Il Presidente della Repubblica
In qualità di comandante supremo delle forze di difesa, il Presidente della Repubblica rappresenta la Repubblica di Slovenia e i suoi interessi nei confronti delle altre nazioni. È eletto dai cittadini a suffragio diretto per un mandato di 5 anni.
Il Presidente della Repubblica indice le elezioni dell’Assemblea nazionale; nomina i funzionari dello Stato, ove previsto dalla legge; nomina e richiama gli ambasciatori e i rappresentanti diplomatici della Repubblica, accoglie le lettere credenziali dei rappresentanti diplomatici stranieri; emette i documenti di ratifica; concede la grazia; conferisce decorazioni e titoli onorifici; decide sull’inizio o sulla conclusione delle missioni all’estero; propone la nomina del difensore civico; nomina i giudici della Corte dei conti e i giudici presso la Corte europea dei diritti dell'uomo.
La Magistratura
Oltre alla funzione esecutiva e legislativa, la funzione giudiziaria esercitata dalla Magistratura rappresenta uno dei tre rami del potere, sui quali è basato l’ordinamento giuridico del Paese. I principali compiti del sistema giudiziario comprendono la decisione in merito ai diritti e ai doveri dei cittadini in casi specifici e la decisione in merito alle accuse nei loro confronti. La Costituzione slovena esige che tutti i tribunali siano imparziali, indipendenti e istituiti per legge, e stabilisce che i giudici - nell’esercizio della loro funzione - siano indipendenti e vincolati soltanto alla Costituzione e alla legge.

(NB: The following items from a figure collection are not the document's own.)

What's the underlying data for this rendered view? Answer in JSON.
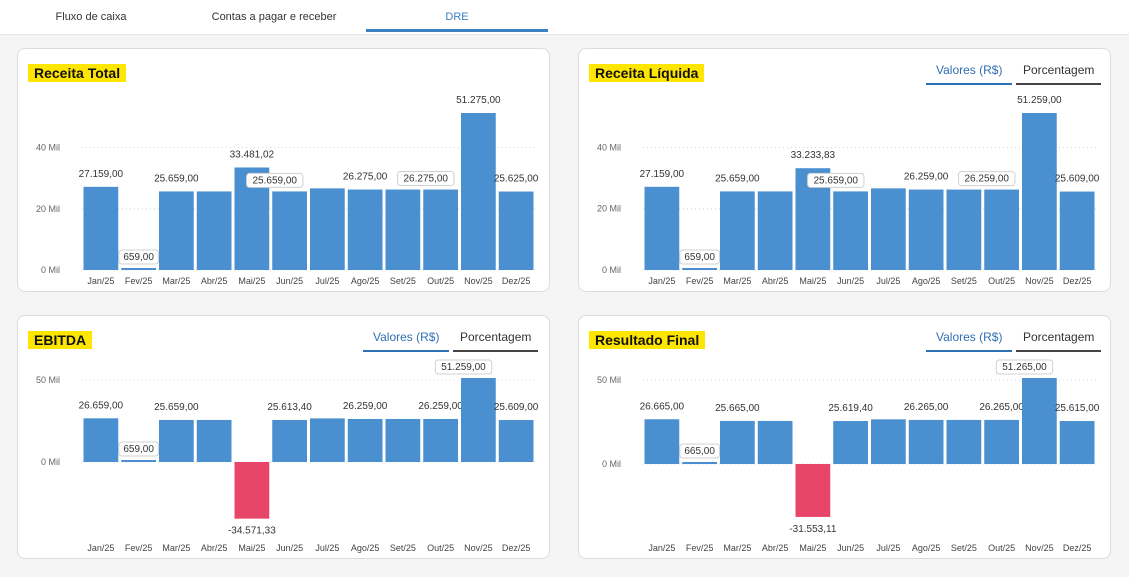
{
  "tabs": [
    {
      "label": "Fluxo de caixa",
      "active": false
    },
    {
      "label": "Contas a pagar e receber",
      "active": false
    },
    {
      "label": "DRE",
      "active": true
    }
  ],
  "toggle": {
    "values": "Valores (R$)",
    "percent": "Porcentagem"
  },
  "colors": {
    "bar": "#4a8fd0",
    "negative": "#e8456a",
    "title_bg": "#ffe600",
    "accent": "#3b82c4"
  },
  "chart_data": [
    {
      "type": "bar",
      "title": "Receita Total",
      "categories": [
        "Jan/25",
        "Fev/25",
        "Mar/25",
        "Abr/25",
        "Mai/25",
        "Jun/25",
        "Jul/25",
        "Ago/25",
        "Set/25",
        "Out/25",
        "Nov/25",
        "Dez/25"
      ],
      "values": [
        27159,
        659,
        25659,
        25659,
        33481.02,
        25659,
        26659,
        26275,
        26275,
        26275,
        51275,
        25625
      ],
      "labels": [
        "27.159,00",
        "659,00",
        "25.659,00",
        "",
        "33.481,02",
        "25.659,00",
        "",
        "26.275,00",
        "",
        "26.275,00",
        "51.275,00",
        "25.625,00"
      ],
      "yticks": [
        {
          "v": 0,
          "t": "0 Mil"
        },
        {
          "v": 20000,
          "t": "20 Mil"
        },
        {
          "v": 40000,
          "t": "40 Mil"
        }
      ],
      "ylim": [
        0,
        51275
      ]
    },
    {
      "type": "bar",
      "title": "Receita Líquida",
      "categories": [
        "Jan/25",
        "Fev/25",
        "Mar/25",
        "Abr/25",
        "Mai/25",
        "Jun/25",
        "Jul/25",
        "Ago/25",
        "Set/25",
        "Out/25",
        "Nov/25",
        "Dez/25"
      ],
      "values": [
        27159,
        659,
        25659,
        25659,
        33233.83,
        25659,
        26659,
        26259,
        26259,
        26259,
        51259,
        25609
      ],
      "labels": [
        "27.159,00",
        "659,00",
        "25.659,00",
        "",
        "33.233,83",
        "25.659,00",
        "",
        "26.259,00",
        "",
        "26.259,00",
        "51.259,00",
        "25.609,00"
      ],
      "yticks": [
        {
          "v": 0,
          "t": "0 Mil"
        },
        {
          "v": 20000,
          "t": "20 Mil"
        },
        {
          "v": 40000,
          "t": "40 Mil"
        }
      ],
      "ylim": [
        0,
        51259
      ]
    },
    {
      "type": "bar",
      "title": "EBITDA",
      "categories": [
        "Jan/25",
        "Fev/25",
        "Mar/25",
        "Abr/25",
        "Mai/25",
        "Jun/25",
        "Jul/25",
        "Ago/25",
        "Set/25",
        "Out/25",
        "Nov/25",
        "Dez/25"
      ],
      "values": [
        26659,
        659,
        25659,
        25659,
        -34571.33,
        25613.4,
        26613.4,
        26259,
        26259,
        26259,
        51259,
        25609
      ],
      "labels": [
        "26.659,00",
        "659,00",
        "25.659,00",
        "",
        "-34.571,33",
        "25.613,40",
        "",
        "26.259,00",
        "",
        "26.259,00",
        "51.259,00",
        "25.609,00"
      ],
      "yticks": [
        {
          "v": 0,
          "t": "0 Mil"
        },
        {
          "v": 50000,
          "t": "50 Mil"
        }
      ],
      "ylim": [
        -34571.33,
        51259
      ]
    },
    {
      "type": "bar",
      "title": "Resultado Final",
      "categories": [
        "Jan/25",
        "Fev/25",
        "Mar/25",
        "Abr/25",
        "Mai/25",
        "Jun/25",
        "Jul/25",
        "Ago/25",
        "Set/25",
        "Out/25",
        "Nov/25",
        "Dez/25"
      ],
      "values": [
        26665,
        665,
        25665,
        25665,
        -31553.11,
        25619.4,
        26619.4,
        26265,
        26265,
        26265,
        51265,
        25615
      ],
      "labels": [
        "26.665,00",
        "665,00",
        "25.665,00",
        "",
        "-31.553,11",
        "25.619,40",
        "",
        "26.265,00",
        "",
        "26.265,00",
        "51.265,00",
        "25.615,00"
      ],
      "yticks": [
        {
          "v": 0,
          "t": "0 Mil"
        },
        {
          "v": 50000,
          "t": "50 Mil"
        }
      ],
      "ylim": [
        -31553.11,
        51265
      ]
    }
  ]
}
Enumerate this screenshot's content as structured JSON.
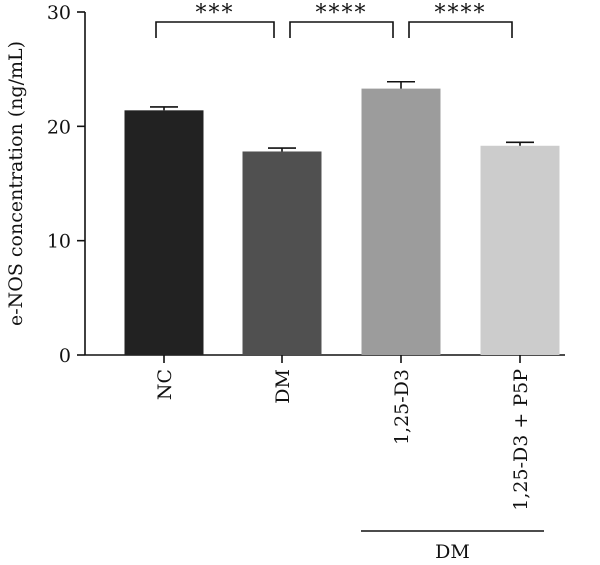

Il sistema giudiziario uniforme della Repubblica di Slovenia è composto da tribunali ordinari e specializzati. I tribunali specializzati operano nei settori del diritto del lavoro, del diritto sociale e del diritto amministrativo, mentre nella categoria dei tribunali ordinari rientrano i tribunali circondariali, i tribunali distrettuali, i tribunali superiori e la Corte suprema.
Il difensore civico
Il primo difensore civico sloveno è stato eletto nel settembre 1994. Il suo compito è di proteggere l’individuo nei rapporti con gli organi statali, gli enti locali e i titolari di poteri pubblici, nonché di monitorare le attività di tali organi ed enti. Il difensore civico garantisce la protezione a un individuo, poiché esamina le sue denunce e propone di rimediare alle irregolarità, qualora constati che la denuncia sia fondata. Il difensore civico deve riferire all'Assemblea nazionale in merito al suo lavoro.
Le autonomie locali
I residenti della Slovenia esercitano il diritto all’autonomia locale all’interno dei comuni e delle altre comunità locali. I comuni rappresentano i partner paritari dello Stato e sono gestiti da tre organi indipendenti: il Sindaco, il Consiglio comunale e il Comitato di controllo. Il Sindaco e i membri del Consiglio comunale sono eletti dai residenti alle elezioni locali che si tengono ogni quattro anni. In Slovenia vi sono 212 comuni, tra cui 11 godono dello stato di Comuni città.